One recent challenge tackled by the company was for a rapid cycle, multi-impression medical packaging mould tool where the specified moulding material (a high-performance engineering polymer) had a known tendency to ‘string’ during the moulding process.
From the outset, the customer had specified the use of a hot runner system for the tool, however, as GB Precision director, Paul Turner, explains: “There are hot runner systems and hot runner systems, and you tend to get what you pay for. The original specification had assumed quite a simple system, which, although it would have been perfectly adequate for a less challenging application, would, in this case have resulted in a reduced cycle time and a narrower moulding window, due to the nature of the material being moulded.”

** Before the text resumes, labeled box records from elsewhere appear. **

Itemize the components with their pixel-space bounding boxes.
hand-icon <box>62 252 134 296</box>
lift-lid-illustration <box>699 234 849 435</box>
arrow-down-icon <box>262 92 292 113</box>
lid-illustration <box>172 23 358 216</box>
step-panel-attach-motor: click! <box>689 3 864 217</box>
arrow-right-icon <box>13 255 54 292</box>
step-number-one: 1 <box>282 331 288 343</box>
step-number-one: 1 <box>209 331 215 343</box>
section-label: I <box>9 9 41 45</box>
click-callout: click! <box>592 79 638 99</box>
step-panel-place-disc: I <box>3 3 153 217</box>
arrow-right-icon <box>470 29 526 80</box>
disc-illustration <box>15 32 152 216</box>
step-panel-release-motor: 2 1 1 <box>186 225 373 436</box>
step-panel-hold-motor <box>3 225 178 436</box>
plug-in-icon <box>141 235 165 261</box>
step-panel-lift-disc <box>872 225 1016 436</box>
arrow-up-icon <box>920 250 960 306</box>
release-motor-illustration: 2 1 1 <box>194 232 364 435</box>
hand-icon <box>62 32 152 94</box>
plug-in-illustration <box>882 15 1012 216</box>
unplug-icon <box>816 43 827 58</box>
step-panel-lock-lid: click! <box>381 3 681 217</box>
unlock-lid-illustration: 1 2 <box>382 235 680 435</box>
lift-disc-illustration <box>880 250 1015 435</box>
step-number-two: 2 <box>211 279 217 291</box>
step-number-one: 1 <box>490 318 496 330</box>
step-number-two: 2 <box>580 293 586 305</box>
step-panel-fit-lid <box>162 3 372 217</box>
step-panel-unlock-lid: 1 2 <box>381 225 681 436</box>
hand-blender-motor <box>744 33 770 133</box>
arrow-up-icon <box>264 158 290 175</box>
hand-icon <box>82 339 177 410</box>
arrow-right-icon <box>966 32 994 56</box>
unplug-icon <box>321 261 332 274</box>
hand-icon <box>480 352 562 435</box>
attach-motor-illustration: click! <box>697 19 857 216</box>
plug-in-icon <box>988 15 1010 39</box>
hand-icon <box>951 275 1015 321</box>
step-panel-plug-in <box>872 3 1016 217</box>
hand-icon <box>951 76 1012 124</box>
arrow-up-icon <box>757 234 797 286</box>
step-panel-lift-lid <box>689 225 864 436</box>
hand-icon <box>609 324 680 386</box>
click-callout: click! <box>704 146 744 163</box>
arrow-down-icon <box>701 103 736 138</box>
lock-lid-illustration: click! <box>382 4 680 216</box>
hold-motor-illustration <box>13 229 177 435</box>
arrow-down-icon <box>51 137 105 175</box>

During discussions with the customer, GB Precision was able to convince them that incorporating a gated hot runner system would not only allow the optimisation of the tool design with regard to filling and cavity orientation and so reduce the moulding cycle time – the customer had been looking for a 10 second cycle, in the event the tool was able to operate on a much-reduced cycle – but the moulding window would also be substantially increased and material wastage reduced.
Mr Turner affirms: “By providing our engineering expertise at the tool design stage we were able to provide our customer with long-term benefits in his tool’s productivity. We were able to show that the initial additional cost of incorporating the more complex valve gated hot-runner system would be quickly outweighed by savings in accurate mould control, setting optimisation and waste reduction, which is particularly important in medical applications, where scrap often cannot be re-used.”